Sie haben Charme, sie haben Stil, sie sind etwas Besonderes: Oldtimer. Und das gilt nicht nur für Autos. Auch die Oldies unter den Wohnungen haben eine treue Fangemeinde – dank ihrer Flügeltüren, wegen des Stucks, ihrer Historie. Maria Theresia Zieger, Immobilienexpertin bei der Otto Immobilien Gruppe, gerät beim Beschreiben des „knorrigen Charmes“ einer schönen Altbauwohnung regelrecht ins Schwärmen. „Für Details wie großzügige Entrées, Stuckverzierungen, die Raumhöhe, Holzkastenfenster nehmen Liebhaber Nachteile in Kauf. Etwa die nicht immer vorteilhaften Grundrisse.“ Gerade seit dem Ausbruch der Krise – und dem Trend vom Sparbuch hin ins Grundbuch – sei das Interesse riesig. „Das Angebot kann die Nachfrage kaum decken.“ Der Drang, Geld anzulegen sei so groß, „dass häufig sogar überhöhte Preise bezahlt werden“, meint Johannes Kirchner, der als „Immo-Flüsterer“ Ankaufsberatungen durchführt.
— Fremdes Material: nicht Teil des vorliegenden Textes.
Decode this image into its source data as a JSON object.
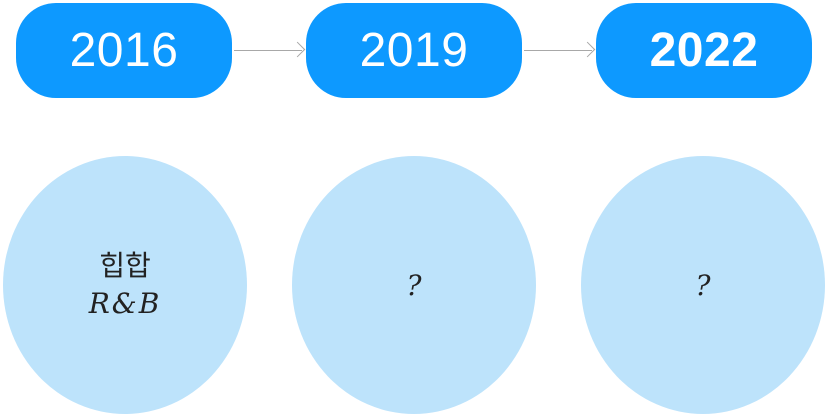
{
  "timeline": {
    "years": [
      "2016",
      "2019",
      "2022"
    ]
  },
  "genres": {
    "first_line1": "힙합",
    "first_line2": "R&B",
    "second": "?",
    "third": "?"
  },
  "colors": {
    "pill": "#0d99ff",
    "circle": "#bde3fb",
    "arrow": "#a8a8a8"
  }
}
Vieles unter der Oberfläche

Bevor man also wirklich zuschlägt und den Kaufvertrag unterschreibt, empfiehlt es sich daher, genau hinzusehen. Auf rechtliche Aspekte beispielsweise. „Sollen größere Umbauten stattfinden, etwa um zu einer angrenzenden Wohnung durchzubrechen, müssen sämtliche Eigentümer zustimmen“, berichtet Martin Müller, geschäftsführender Gesellschafter von Jelitzka+Partner. Abzuklären gilt es außerdem, ob Sanierungen geplant sind. „Und wie hoch die Reparaturrücklage ist.“

Ein weiterer wesentlicher Aspekt bei Altbauten – egal, ob saniert oder (noch) nicht – ist der Zustand der Bausubstanz innerhalb und außerhalb der Wohnung. „Wie bei einem gebrauchten Auto spielt sich auch hier vieles unter der Oberfläche ab“, sagt Kirchner. Bauteile eines historischen Zinshauses seien häufig schon weit älter als ihre durchschnittliche Lebensdauer. Ein Parkettboden etwa hält laut Nutzungsdauerkatalog der Sachverständigenkammer Steiermark und Kärnten im Schnitt 60 Jahre, Warmwasserleitungen an die 30. Eine Heiztherme gibt nach rund 20 Jahren den Geist auf.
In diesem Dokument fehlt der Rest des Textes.